On September 15, 1971, a crew of 12 set out from Vancouver Island in a boat called Greenpeace to protest the detonation of an underground nuclear test in the Aleutian Island of Amchitka
"Insane" -- that was teenager Barbara Stowe's reaction 50 years ago when her parents and the other founders of Greenpeace decided that they would send a boat to halt US nuclear tests.
But their conviction won over Stowe and her brother Robert, who witnessed these pathbreaking meetings in the family home in Vancouver to send a ship to Amchitka in Alaska.
"I have to say that my dad, my parents, the Bohlens, Bob Hunter, Ben Metcalfe, they were visionaries, they were empowered with the idea which is somewhat crazy that a single individual or a small group of individuals can actually effect change that can change the world," said Robert Stowe, a 66-year-old neurologist.
"For them it was partly an issue of the fact they felt they had to take a stand, regardless of whether or not it would be effective."
On September 15, 1971, a crew of 12 Canadians and Americans who had left their country after the Vietnam war, set out from Vancouver Island in an 80-foot boat called the Phyllis Cormack, which was renamed Greenpeace.
Their mission was to steam to the Aleutian Island of Amchitka and protest, or even prevent, the detonation of an underground nuclear test.
The boat didn't make it to Amchitka. US president Richard Nixon delayed the test, and the crew were arrested in the Aleutian port of Akutan by the US Coastguard on a technicality.
At this time Greenpeace -- now one of the best-known names worldwide -- was called Don't Make a Wave but a name change was decided at a meeting to flesh out the daring and unprecedented mission to Alaska.
'A green peace'
"Bill Darnell was leaving the meeting and my dad flashed the peace sign, and Bill said 'make it a green peace'," Robert Stowe said.
"Barbara and I were arguing with him at the breakfast table saying, 'Come on dad, Greenpeace is no word.' He said, 'No I think that's it.'”
"That's how the name was formed. Initially it was two words, but when we had the buttons (badges) printed, the space between the two words was taken out."
Barbara Stowe, a 65-year-old writer, said her first reaction to the Alaska mission was "This is insane.
"And then I saw it could be done," she said.
"My father said we'll have a rock concert and again I thought it was insane. But when he got Joni Mitchell and raised 17,000 (Canadian) dollars (to rent the boat), I had to start seeing that the impossible could be done and it was really exciting seeing the energy rise."

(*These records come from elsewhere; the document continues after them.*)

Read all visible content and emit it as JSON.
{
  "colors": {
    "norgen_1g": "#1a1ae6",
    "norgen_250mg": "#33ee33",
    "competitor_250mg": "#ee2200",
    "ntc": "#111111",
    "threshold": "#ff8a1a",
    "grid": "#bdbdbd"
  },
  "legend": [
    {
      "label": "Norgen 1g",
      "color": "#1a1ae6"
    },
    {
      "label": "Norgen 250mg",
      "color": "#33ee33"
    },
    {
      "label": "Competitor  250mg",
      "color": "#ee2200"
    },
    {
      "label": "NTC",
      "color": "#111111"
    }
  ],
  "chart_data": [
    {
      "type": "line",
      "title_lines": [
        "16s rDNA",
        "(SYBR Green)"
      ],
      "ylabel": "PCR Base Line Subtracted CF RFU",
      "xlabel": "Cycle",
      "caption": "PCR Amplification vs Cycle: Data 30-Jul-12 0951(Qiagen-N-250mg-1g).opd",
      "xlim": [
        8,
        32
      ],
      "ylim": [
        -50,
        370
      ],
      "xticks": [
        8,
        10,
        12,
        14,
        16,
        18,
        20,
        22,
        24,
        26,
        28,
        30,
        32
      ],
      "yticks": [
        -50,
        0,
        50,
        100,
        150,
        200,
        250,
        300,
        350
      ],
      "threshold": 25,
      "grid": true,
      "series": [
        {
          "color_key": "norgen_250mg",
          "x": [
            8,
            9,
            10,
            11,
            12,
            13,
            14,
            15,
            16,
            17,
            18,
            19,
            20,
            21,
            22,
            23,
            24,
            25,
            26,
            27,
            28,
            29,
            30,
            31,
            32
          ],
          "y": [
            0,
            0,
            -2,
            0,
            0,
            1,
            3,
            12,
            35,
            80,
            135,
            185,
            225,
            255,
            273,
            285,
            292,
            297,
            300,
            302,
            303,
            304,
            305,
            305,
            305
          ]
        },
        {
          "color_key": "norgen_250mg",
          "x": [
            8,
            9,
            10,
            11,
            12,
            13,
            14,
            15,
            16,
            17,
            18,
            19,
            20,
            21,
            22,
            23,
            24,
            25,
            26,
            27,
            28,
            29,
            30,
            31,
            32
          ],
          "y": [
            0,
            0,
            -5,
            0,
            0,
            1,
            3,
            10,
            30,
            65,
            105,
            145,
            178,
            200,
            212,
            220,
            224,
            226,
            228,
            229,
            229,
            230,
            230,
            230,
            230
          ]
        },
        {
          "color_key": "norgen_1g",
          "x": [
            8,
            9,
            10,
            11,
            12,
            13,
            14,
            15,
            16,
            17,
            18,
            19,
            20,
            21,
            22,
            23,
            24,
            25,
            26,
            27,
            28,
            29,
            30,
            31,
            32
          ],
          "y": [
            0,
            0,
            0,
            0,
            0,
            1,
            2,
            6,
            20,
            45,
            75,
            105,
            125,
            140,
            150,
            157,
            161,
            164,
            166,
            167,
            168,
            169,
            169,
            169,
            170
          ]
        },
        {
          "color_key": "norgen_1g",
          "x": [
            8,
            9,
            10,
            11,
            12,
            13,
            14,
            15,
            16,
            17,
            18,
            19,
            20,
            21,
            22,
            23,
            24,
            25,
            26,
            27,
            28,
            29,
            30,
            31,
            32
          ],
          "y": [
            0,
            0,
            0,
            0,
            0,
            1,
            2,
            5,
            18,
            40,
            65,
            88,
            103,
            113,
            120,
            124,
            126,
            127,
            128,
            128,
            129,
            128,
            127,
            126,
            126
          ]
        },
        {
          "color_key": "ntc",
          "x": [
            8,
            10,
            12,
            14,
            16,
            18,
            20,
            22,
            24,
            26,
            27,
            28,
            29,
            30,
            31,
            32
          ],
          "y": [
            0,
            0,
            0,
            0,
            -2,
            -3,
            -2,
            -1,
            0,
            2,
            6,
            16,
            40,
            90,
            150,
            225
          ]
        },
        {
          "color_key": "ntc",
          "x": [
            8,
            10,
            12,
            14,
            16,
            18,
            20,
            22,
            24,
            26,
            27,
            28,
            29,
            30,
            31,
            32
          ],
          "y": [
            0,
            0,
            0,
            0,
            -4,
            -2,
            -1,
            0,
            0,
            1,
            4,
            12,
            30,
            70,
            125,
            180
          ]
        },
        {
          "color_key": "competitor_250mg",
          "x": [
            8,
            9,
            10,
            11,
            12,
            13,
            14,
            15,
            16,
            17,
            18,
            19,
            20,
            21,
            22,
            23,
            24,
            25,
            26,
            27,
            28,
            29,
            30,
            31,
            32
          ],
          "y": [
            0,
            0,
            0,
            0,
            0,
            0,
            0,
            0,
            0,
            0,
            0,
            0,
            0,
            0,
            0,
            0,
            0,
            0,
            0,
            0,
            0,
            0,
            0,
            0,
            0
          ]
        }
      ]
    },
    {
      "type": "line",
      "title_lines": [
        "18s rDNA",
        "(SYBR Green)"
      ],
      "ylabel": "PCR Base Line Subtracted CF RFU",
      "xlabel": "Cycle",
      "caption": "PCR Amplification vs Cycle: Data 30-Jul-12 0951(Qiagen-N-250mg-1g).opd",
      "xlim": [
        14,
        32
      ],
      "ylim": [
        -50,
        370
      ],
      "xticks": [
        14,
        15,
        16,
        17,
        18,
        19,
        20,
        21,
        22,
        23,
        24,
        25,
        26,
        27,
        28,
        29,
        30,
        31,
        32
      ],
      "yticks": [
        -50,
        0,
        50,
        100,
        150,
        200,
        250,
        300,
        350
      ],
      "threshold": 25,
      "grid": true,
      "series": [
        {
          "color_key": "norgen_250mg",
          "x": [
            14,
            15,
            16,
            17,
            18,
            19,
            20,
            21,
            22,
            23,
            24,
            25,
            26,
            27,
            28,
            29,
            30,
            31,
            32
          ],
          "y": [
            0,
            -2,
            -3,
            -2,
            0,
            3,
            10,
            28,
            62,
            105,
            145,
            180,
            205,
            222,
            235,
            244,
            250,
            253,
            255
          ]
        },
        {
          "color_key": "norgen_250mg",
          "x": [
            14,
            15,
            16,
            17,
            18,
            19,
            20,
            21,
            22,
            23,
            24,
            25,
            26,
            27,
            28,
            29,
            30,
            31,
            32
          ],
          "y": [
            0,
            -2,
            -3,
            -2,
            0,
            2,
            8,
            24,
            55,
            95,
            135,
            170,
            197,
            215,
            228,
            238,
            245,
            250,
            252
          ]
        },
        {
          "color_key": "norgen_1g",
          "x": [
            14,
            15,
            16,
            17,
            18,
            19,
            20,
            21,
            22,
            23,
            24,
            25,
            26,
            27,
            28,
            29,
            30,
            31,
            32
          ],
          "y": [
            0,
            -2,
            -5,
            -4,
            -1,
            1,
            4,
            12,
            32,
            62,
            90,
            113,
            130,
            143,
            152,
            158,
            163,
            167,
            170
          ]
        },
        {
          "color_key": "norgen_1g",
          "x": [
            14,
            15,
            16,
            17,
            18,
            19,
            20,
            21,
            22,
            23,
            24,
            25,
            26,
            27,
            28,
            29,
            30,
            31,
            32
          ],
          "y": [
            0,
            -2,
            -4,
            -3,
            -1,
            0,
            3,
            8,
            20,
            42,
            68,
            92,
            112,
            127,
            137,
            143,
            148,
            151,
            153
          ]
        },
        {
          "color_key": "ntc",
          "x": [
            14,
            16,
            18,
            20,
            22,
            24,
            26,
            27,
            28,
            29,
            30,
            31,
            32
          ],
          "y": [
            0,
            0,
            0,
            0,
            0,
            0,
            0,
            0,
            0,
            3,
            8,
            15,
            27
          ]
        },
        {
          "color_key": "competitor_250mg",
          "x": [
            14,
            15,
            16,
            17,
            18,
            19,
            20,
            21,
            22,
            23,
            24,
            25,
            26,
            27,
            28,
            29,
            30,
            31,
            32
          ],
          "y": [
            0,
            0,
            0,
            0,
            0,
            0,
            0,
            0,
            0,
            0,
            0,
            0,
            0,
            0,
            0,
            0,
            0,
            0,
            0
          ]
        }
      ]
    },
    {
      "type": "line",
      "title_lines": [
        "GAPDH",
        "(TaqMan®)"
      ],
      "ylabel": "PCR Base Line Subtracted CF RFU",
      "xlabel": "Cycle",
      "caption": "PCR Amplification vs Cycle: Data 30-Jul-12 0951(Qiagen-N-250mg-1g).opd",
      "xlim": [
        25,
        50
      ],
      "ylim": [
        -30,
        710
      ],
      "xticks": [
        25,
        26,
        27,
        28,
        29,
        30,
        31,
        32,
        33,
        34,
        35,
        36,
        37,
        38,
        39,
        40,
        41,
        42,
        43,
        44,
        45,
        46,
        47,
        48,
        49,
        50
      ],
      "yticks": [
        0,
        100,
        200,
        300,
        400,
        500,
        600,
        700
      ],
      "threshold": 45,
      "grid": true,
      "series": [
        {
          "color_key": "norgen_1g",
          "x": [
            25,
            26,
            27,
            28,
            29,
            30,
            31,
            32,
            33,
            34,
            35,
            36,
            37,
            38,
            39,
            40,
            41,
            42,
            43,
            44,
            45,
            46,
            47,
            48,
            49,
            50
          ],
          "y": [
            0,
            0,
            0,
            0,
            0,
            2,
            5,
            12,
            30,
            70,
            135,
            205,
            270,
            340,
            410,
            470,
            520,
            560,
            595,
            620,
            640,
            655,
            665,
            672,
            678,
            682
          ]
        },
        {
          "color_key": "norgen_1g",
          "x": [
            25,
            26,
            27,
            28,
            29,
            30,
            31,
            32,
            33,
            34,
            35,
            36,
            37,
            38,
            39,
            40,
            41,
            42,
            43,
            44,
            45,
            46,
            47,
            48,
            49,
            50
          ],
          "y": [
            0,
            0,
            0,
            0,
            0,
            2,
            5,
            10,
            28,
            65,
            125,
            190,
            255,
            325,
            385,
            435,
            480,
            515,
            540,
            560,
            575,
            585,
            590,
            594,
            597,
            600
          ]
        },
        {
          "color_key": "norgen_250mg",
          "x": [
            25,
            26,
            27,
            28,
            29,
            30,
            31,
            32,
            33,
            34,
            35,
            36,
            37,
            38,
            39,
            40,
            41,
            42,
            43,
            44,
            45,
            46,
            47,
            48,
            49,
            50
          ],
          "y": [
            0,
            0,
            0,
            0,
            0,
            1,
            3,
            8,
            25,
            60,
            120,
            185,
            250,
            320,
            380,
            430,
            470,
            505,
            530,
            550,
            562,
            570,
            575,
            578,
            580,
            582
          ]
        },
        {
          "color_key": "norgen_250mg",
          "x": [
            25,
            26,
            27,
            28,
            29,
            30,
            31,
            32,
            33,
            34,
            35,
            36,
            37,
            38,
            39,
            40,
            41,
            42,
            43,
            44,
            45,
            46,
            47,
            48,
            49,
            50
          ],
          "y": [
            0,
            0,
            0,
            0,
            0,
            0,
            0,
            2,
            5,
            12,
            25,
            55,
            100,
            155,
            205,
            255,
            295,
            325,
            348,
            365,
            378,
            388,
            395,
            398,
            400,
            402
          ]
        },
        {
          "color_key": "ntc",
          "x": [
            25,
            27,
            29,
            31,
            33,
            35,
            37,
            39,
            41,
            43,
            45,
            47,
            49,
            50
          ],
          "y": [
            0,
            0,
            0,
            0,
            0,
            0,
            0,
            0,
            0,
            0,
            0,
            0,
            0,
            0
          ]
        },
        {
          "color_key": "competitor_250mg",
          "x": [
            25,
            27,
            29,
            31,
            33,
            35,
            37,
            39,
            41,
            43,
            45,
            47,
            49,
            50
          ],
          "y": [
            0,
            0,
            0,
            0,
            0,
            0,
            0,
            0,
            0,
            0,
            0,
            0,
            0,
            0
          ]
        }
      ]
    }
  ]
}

'Pacifism is a discipline'
The boat was intercepted by the US Coastguard and the mission foiled but the media coverage and the "mindbomb" paid off for Greenpeace, which has now added global warming to its long list of campaign battles.
Robert Stowe said the Quaker principles and unshakeable faith that helped shape the movement had paid rich dividends.
"If you have deep conviction that something is wrong and needs to be stopped or changed, and speak from the heart, people will listen to you," he said.
"We have maintained our activism over the years although perhaps not as intensely as when we were teenagers," Stowe admitted.
"I'm really moved by the action of Greenpeace activists in countries like China or Russia, where they risk long jail sentences."
Barbara Stowe underscored the institution's underlying commitment to non-violence.
"Pacifism is a discipline, difficult to apply when you're young but the minute you use violence it's going to come back against you," she said.
When the French secret service "bombed the Rainbow Warrior to the bottom of the Auckland harbour and killed the photographer Fernando Pereira, that gave Greenpeace the biggest boost it ever had, its popularity rose enormously," she said, of the infamous July 10, 1985 operation against the Greenpeace vessel.